By Paul Reynolds
The British government is expected to announce the expulsion of an Israeli diplomat in connection with Israel’s alleged misuse of British passports – a number of which were carried by a hit squad that assassinated Palestinian Hamas official Mahmoud al-Mabhouh in Dubai.
In February, the government set up an investigation into the matter.
At the time, official language in announcing that the Israeli ambassador in London Ron Prosor would be going to the Foreign Office was notably moderate.
A statement said simply that “given the links to Israel of a number the British Nationals affected, there will be a meeting between the FCO Permanent Under Secretary and the Israeli Ambassador tomorrow”. This was an invitation not a summons.
It was, in February, a matter of Britain asking questions, not making protests and taking retaliatory action (such as demanding an apology, restricting official contacts or even expelling the ambassador for a time).

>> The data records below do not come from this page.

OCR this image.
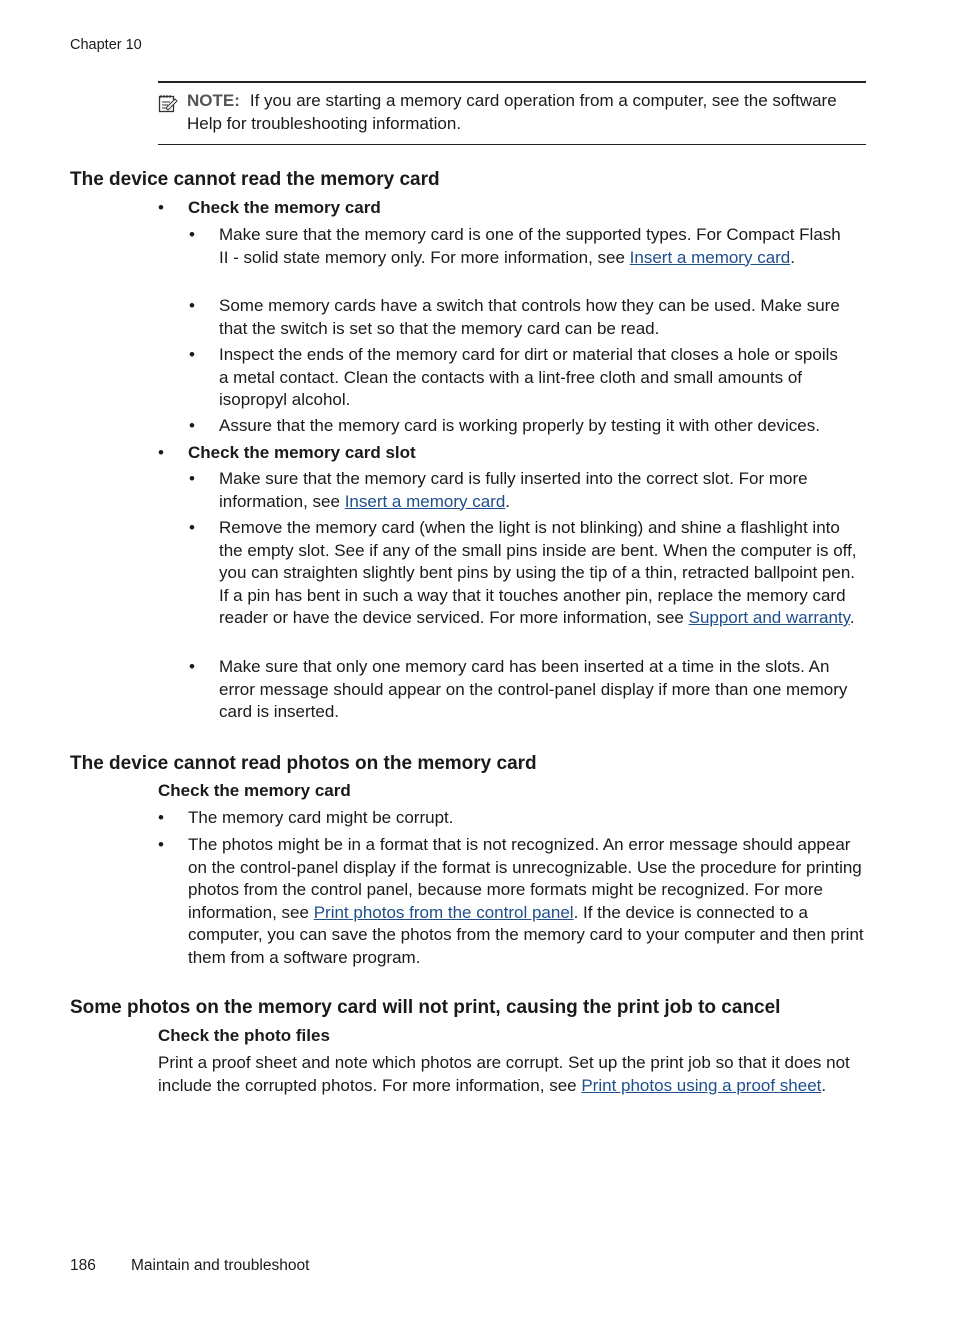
Chapter 10
NOTE: If you are starting a memory card operation from a computer, see the software Help for troubleshooting information.
The device cannot read the memory card
• Check the memory card
• Make sure that the memory card is one of the supported types. For Compact Flash II - solid state memory only. For more information, see Insert a memory card.
• Some memory cards have a switch that controls how they can be used. Make sure that the switch is set so that the memory card can be read.
• Inspect the ends of the memory card for dirt or material that closes a hole or spoils a metal contact. Clean the contacts with a lint-free cloth and small amounts of isopropyl alcohol.
• Assure that the memory card is working properly by testing it with other devices.
• Check the memory card slot
• Make sure that the memory card is fully inserted into the correct slot. For more information, see Insert a memory card.
• Remove the memory card (when the light is not blinking) and shine a flashlight into the empty slot. See if any of the small pins inside are bent. When the computer is off, you can straighten slightly bent pins by using the tip of a thin, retracted ballpoint pen. If a pin has bent in such a way that it touches another pin, replace the memory card reader or have the device serviced. For more information, see Support and warranty.
• Make sure that only one memory card has been inserted at a time in the slots. An error message should appear on the control-panel display if more than one memory card is inserted.
The device cannot read photos on the memory card
Check the memory card
• The memory card might be corrupt.
• The photos might be in a format that is not recognized. An error message should appear on the control-panel display if the format is unrecognizable. Use the procedure for printing photos from the control panel, because more formats might be recognized. For more information, see Print photos from the control panel. If the device is connected to a computer, you can save the photos from the memory card to your computer and then print them from a software program.
Some photos on the memory card will not print, causing the print job to cancel
Check the photo files
Print a proof sheet and note which photos are corrupt. Set up the print job so that it does not include the corrupted photos. For more information, see Print photos using a proof sheet.
186 Maintain and troubleshoot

During his meeting with Mr Prosor, the permanent under-secretary Sir Peter Ricketts asked for full Israeli co-operation with the British inquiry. This may have proved problematic if Mossad was involved. Israel would not want to reveal too much. So a lot depends on how the word “cooperation” is defined. A total failure to cooperate would trigger a British response.
Promise
One complicating factor is that in 1987, the Israelis promised Britain that it would not use British passports in secret operations again.
On that occasion, eight British passports reckoned to be for Mossad agents were found in a bag in a West German telephone booth.
The then Israeli ambassador in London, Yehuda Avner, did find himself on the receiving end of a British protest.
If it turns out that the assurance given then has been broken, the British diplomatic reaction will be more severe.
Britain might also press other European countries whose passports have surfaced in this affair – Ireland, France and Germany – to take a firm line.Ritual element
However, these events have a certain ritual about them. New Zealand got angry with Israel in 2004 when two Israeli agents were found to be using New Zealand passports. Diplomatic ties were frozen, but were quietly resumed a year or so later after an Israeli apology.
In 1987, Prime Minister Margaret Thatcher did order the closure of the Mossad station in London for a time – though no doubt it carried on in different ways – after the kidnapping of the Israeli nuclear whistleblower Mordechai Vanunu.
But that did not affect her support for Israel and in due course, normal service resumed.
If it finds the evidence this time, Britain will no doubt demand satisfaction. But neither Britain or Israel will want this to escalate into a full-scale row.
The British Prime Minister Gordon Brown is sympathetic to Israel and there is a delicate intelligence relationship that needs to be preserved as far as possible in view of the threat to both countries from Islamist extremists.
Difficult relationship
This might well be one of those bumps in the road that have dogged British-Israeli relations for decades, going back even beyond the founding of the State of Israel in 1948.
It has rarely been an easy relationship and has been marked by contradictions, resentment and touchiness on both sides.
The historic promise from Foreign Secretary Lord Balfour in 1917 that Britain would establish a “national home for the Jewish people” in Palestine, while also promising that the “civil and religious rights” of the “existing non-Jewish communities” would not be prejudiced, proved impossible for Britain to deliver.
Britain found itself having to put down a Palestinian-Arab revolt in 1936 only to be attacked by Jewish groups wanting Britain out of Palestine after World War II (though during the war there was strong Jewish support through the formation of the Jewish Brigade of the British army). Britain pulled out of Palestine in anger and chaos.
The Israelis complain that Britain reneged on the Balfour promise in a White Paper in 1939 which rejected the concept of a two-state solution and severely restricted Jewish immigration at a time when Jews were being murdered by the Nazis.
Reliance on US
For years, there was a strand in the British Foreign Office that was hostile to Israel.
Britain delayed recognising Israel as a state for eight months. The US did so within minutes. You can occasionally hear echoes of that hostility in London, but there are really only echoes, not policy.
Things improved in the 1950s and 60s. In fact, Britain and France were Israel’s main weapons providers then, not the United States. Israel won the 1967 war with French aircraft and British tanks. And in the Suez operation in 1956, Britain and France colluded with Israel in the invasion of Egypt, until the US pulled the plug.
Then, Conservative Prime Minister Edward Heath slapped an arms embargo on Israel and other combatants in the 1973 war, and Israel has relied on the US ever since.
It no longer puts its trust in any European government, though it likes their goodwill.
The Europeans try to balance their support for Israel as a state with their sympathy for the Palestinians as a people. They also have to be mindful of their relationship with the Arab world as a whole.
Relations at the best of times can turn touchy. There is currently a row over the British system of allowing magistrates to issue arrest warrants for alleged war crimes and, according to Israel, the British government has been too slow in changing this.
Incidents like Dubai make maintaining a balance more difficult.